Last month, a report by China's official news agency, Xinhua, announced the project on the river - known as the Yarlung Tsangpo in Tibet and the Brahmaputra in India - linking it to Beijing's carbon neutrality targets and economic objectives in the Tibet region.
China “has been urged to ensure that activities in upstream areas do not harm the interests of states downstream of the Brahmaputra,” Indian Foreign Ministry spokesman Randhir Jaiswal said on Friday.
Jaiswal told reporters that New Delhi “will continue to monitor and take necessary steps to protect our interests.”
India has established rights over river waters and “has consistently expressed... our views and concerns... about mega projects on rivers in its (Chinese) territory,” he added.
“This was reiterated along with the need for transparency and consultations with downstream countries after the last report.”

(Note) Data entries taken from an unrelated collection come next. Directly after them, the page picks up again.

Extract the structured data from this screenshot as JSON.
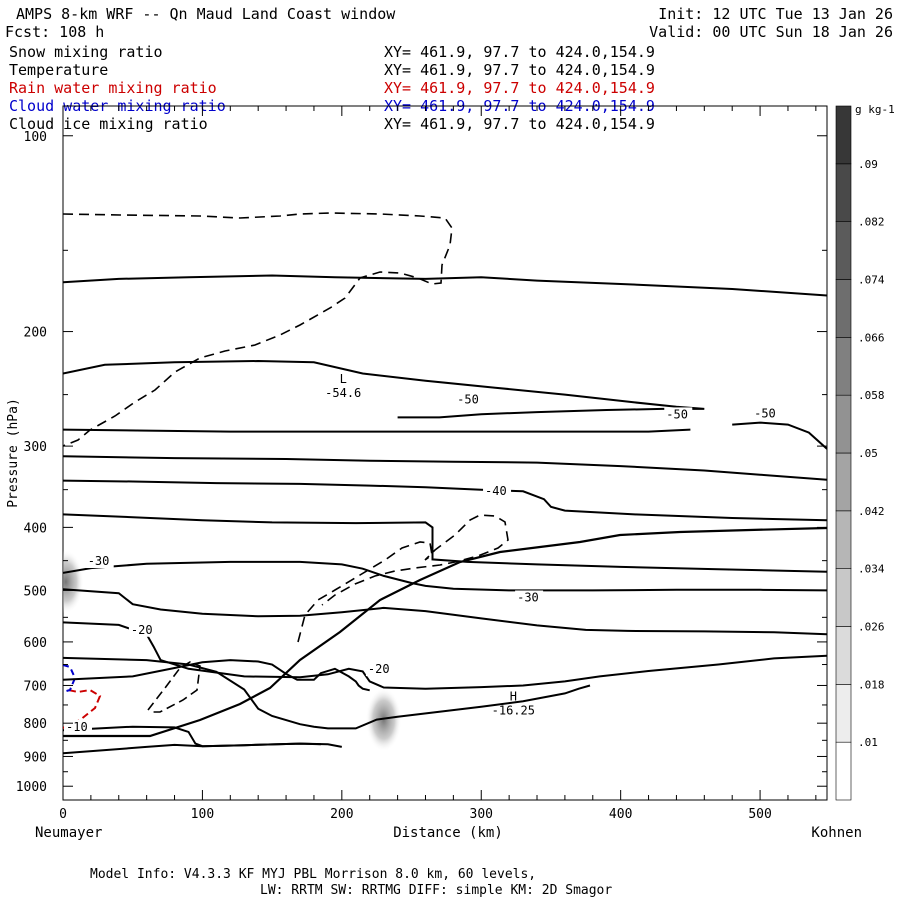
{
  "header": {
    "title": "AMPS 8-km WRF -- Qn Maud Land Coast window",
    "forecast": "Fcst:  108 h",
    "init": "Init: 12 UTC Tue 13 Jan 26",
    "valid": "Valid: 00 UTC Sun 18 Jan 26"
  },
  "fields": [
    {
      "name": "Snow mixing ratio",
      "xy": "XY= 461.9, 97.7 to 424.0,154.9",
      "color": "#000000"
    },
    {
      "name": "Temperature",
      "xy": "XY= 461.9, 97.7 to 424.0,154.9",
      "color": "#000000"
    },
    {
      "name": "Rain water mixing ratio",
      "xy": "XY= 461.9, 97.7 to 424.0,154.9",
      "color": "#cc0000"
    },
    {
      "name": "Cloud water mixing ratio",
      "xy": "XY= 461.9, 97.7 to 424.0,154.9",
      "color": "#0000cc"
    },
    {
      "name": "Cloud ice mixing ratio",
      "xy": "XY= 461.9, 97.7 to 424.0,154.9",
      "color": "#000000"
    }
  ],
  "footer": {
    "line1": "Model Info: V4.3.3   KF      MYJ PBL  Morrison              8.0 km,  60 levels,",
    "line2": "LW: RRTM SW: RRTMG   DIFF: simple KM: 2D Smagor"
  },
  "chart_data": {
    "type": "contour",
    "xlabel": "Distance (km)",
    "ylabel": "Pressure (hPa)",
    "x_start_label": "Neumayer",
    "x_end_label": "Kohnen",
    "xlim": [
      0,
      548
    ],
    "ylim": [
      1050,
      90
    ],
    "y_scale": "log",
    "x_ticks": [
      0,
      100,
      200,
      300,
      400,
      500
    ],
    "y_ticks": [
      100,
      200,
      300,
      400,
      500,
      600,
      700,
      800,
      900,
      1000
    ],
    "colorbar": {
      "unit": "g kg-1",
      "levels": [
        0.01,
        0.018,
        0.026,
        0.034,
        0.042,
        0.05,
        0.058,
        0.066,
        0.074,
        0.082,
        0.09
      ]
    },
    "contour_labels": [
      {
        "text": "-50",
        "x": 282,
        "y": 258
      },
      {
        "text": "-50",
        "x": 432,
        "y": 272
      },
      {
        "text": "-50",
        "x": 495,
        "y": 271
      },
      {
        "text": "-40",
        "x": 302,
        "y": 357
      },
      {
        "text": "-30",
        "x": 17,
        "y": 457
      },
      {
        "text": "-30",
        "x": 325,
        "y": 520
      },
      {
        "text": "-20",
        "x": 48,
        "y": 583
      },
      {
        "text": "-20",
        "x": 218,
        "y": 670
      },
      {
        "text": "-10",
        "x": 0,
        "y": 822
      }
    ],
    "extrema": [
      {
        "symbol": "L",
        "value": "-54.6",
        "x": 201,
        "y": 247
      },
      {
        "symbol": "H",
        "value": "-16.25",
        "x": 323,
        "y": 760
      }
    ],
    "temperature_isotherms_deg_c": [
      [
        [
          0,
          168
        ],
        [
          40,
          166
        ],
        [
          90,
          165
        ],
        [
          150,
          164
        ],
        [
          195,
          165
        ],
        [
          260,
          166
        ],
        [
          300,
          165
        ],
        [
          340,
          167
        ],
        [
          400,
          169
        ],
        [
          480,
          172
        ],
        [
          548,
          176
        ]
      ],
      [
        [
          0,
          232
        ],
        [
          30,
          225
        ],
        [
          80,
          223
        ],
        [
          140,
          222
        ],
        [
          180,
          223
        ],
        [
          215,
          232
        ],
        [
          260,
          238
        ],
        [
          310,
          244
        ],
        [
          360,
          250
        ],
        [
          410,
          257
        ],
        [
          440,
          261
        ],
        [
          460,
          263
        ],
        [
          430,
          263
        ],
        [
          390,
          264
        ],
        [
          340,
          266
        ],
        [
          300,
          268
        ],
        [
          270,
          271
        ],
        [
          240,
          271
        ]
      ],
      [
        [
          0,
          283
        ],
        [
          60,
          284
        ],
        [
          120,
          285
        ],
        [
          180,
          285
        ],
        [
          240,
          285
        ],
        [
          300,
          285
        ],
        [
          360,
          285
        ],
        [
          420,
          285
        ],
        [
          450,
          283
        ]
      ],
      [
        [
          480,
          278
        ],
        [
          500,
          276
        ],
        [
          520,
          278
        ],
        [
          535,
          286
        ],
        [
          548,
          303
        ]
      ],
      [
        [
          0,
          311
        ],
        [
          80,
          313
        ],
        [
          160,
          314
        ],
        [
          220,
          316
        ],
        [
          280,
          317
        ],
        [
          340,
          318
        ],
        [
          400,
          322
        ],
        [
          460,
          327
        ],
        [
          500,
          332
        ],
        [
          548,
          338
        ]
      ],
      [
        [
          0,
          339
        ],
        [
          50,
          340
        ],
        [
          110,
          342
        ],
        [
          170,
          343
        ],
        [
          220,
          345
        ],
        [
          260,
          347
        ],
        [
          300,
          350
        ],
        [
          330,
          352
        ],
        [
          345,
          362
        ],
        [
          350,
          372
        ],
        [
          360,
          377
        ],
        [
          410,
          382
        ],
        [
          480,
          387
        ],
        [
          548,
          390
        ]
      ],
      [
        [
          0,
          382
        ],
        [
          40,
          385
        ],
        [
          100,
          390
        ],
        [
          150,
          393
        ],
        [
          210,
          394
        ],
        [
          260,
          393
        ],
        [
          265,
          400
        ],
        [
          265,
          448
        ],
        [
          290,
          452
        ],
        [
          340,
          456
        ],
        [
          400,
          460
        ],
        [
          470,
          464
        ],
        [
          548,
          468
        ]
      ],
      [
        [
          0,
          470
        ],
        [
          20,
          462
        ],
        [
          60,
          455
        ],
        [
          120,
          452
        ],
        [
          170,
          452
        ],
        [
          200,
          456
        ],
        [
          215,
          463
        ],
        [
          230,
          475
        ],
        [
          250,
          487
        ],
        [
          260,
          492
        ],
        [
          280,
          497
        ],
        [
          320,
          500
        ],
        [
          380,
          500
        ],
        [
          440,
          499
        ],
        [
          500,
          499
        ],
        [
          548,
          500
        ]
      ],
      [
        [
          0,
          498
        ],
        [
          40,
          505
        ],
        [
          50,
          525
        ],
        [
          70,
          535
        ],
        [
          100,
          543
        ],
        [
          140,
          548
        ],
        [
          170,
          547
        ],
        [
          200,
          540
        ],
        [
          230,
          532
        ],
        [
          260,
          538
        ],
        [
          300,
          552
        ],
        [
          340,
          566
        ],
        [
          375,
          575
        ],
        [
          405,
          577
        ],
        [
          460,
          578
        ],
        [
          510,
          580
        ],
        [
          548,
          584
        ]
      ],
      [
        [
          0,
          560
        ],
        [
          40,
          565
        ],
        [
          60,
          584
        ],
        [
          65,
          610
        ],
        [
          70,
          640
        ],
        [
          90,
          660
        ],
        [
          130,
          678
        ],
        [
          170,
          680
        ],
        [
          190,
          673
        ],
        [
          205,
          660
        ],
        [
          215,
          666
        ],
        [
          220,
          690
        ],
        [
          230,
          705
        ],
        [
          260,
          708
        ],
        [
          300,
          704
        ],
        [
          330,
          700
        ],
        [
          360,
          690
        ],
        [
          385,
          678
        ],
        [
          420,
          665
        ],
        [
          470,
          650
        ],
        [
          510,
          636
        ],
        [
          548,
          630
        ]
      ],
      [
        [
          0,
          686
        ],
        [
          50,
          678
        ],
        [
          80,
          658
        ],
        [
          100,
          645
        ],
        [
          120,
          640
        ],
        [
          140,
          643
        ],
        [
          150,
          650
        ],
        [
          160,
          672
        ],
        [
          168,
          686
        ],
        [
          180,
          686
        ],
        [
          185,
          670
        ],
        [
          195,
          660
        ],
        [
          205,
          678
        ],
        [
          210,
          690
        ],
        [
          212,
          700
        ],
        [
          215,
          708
        ],
        [
          220,
          712
        ]
      ],
      [
        [
          0,
          635
        ],
        [
          60,
          640
        ],
        [
          90,
          650
        ],
        [
          110,
          667
        ],
        [
          130,
          710
        ],
        [
          140,
          760
        ],
        [
          150,
          780
        ],
        [
          170,
          803
        ],
        [
          180,
          810
        ],
        [
          190,
          815
        ],
        [
          210,
          815
        ],
        [
          225,
          790
        ],
        [
          240,
          782
        ],
        [
          270,
          768
        ],
        [
          300,
          755
        ],
        [
          330,
          740
        ],
        [
          360,
          720
        ],
        [
          370,
          708
        ],
        [
          378,
          700
        ]
      ],
      [
        [
          0,
          820
        ],
        [
          50,
          810
        ],
        [
          80,
          812
        ],
        [
          90,
          825
        ],
        [
          95,
          860
        ],
        [
          100,
          868
        ],
        [
          130,
          865
        ],
        [
          170,
          860
        ],
        [
          190,
          862
        ],
        [
          200,
          870
        ]
      ],
      [
        [
          0,
          890
        ],
        [
          30,
          880
        ],
        [
          60,
          870
        ],
        [
          80,
          864
        ],
        [
          100,
          868
        ],
        [
          130,
          865
        ],
        [
          170,
          860
        ],
        [
          185,
          862
        ]
      ]
    ],
    "cloud_ice_regions": [
      {
        "x": 2,
        "y": 485
      },
      {
        "x": 230,
        "y": 790
      }
    ]
  }
}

Last month, China's Foreign Ministry said Beijing “has always maintained a responsible attitude towards the development of transboundary rivers” and that the hydropower project “aims to accelerate the development of clean energy and address climate change.”
“The project will have no negative effects downstream,” he said, adding that they will ‘also maintain communication with the riparian countries’.
In addition to downstream concerns, in the past, environmentalists have also warned about the irreversible impact of such megaprojects on the ecologically sensitive Tibetan plateau.
Both India and China, neighbors and rival Asian powers share thousands of kilometers of disputed borders, where tens of thousands of soldiers are deployed on both sides.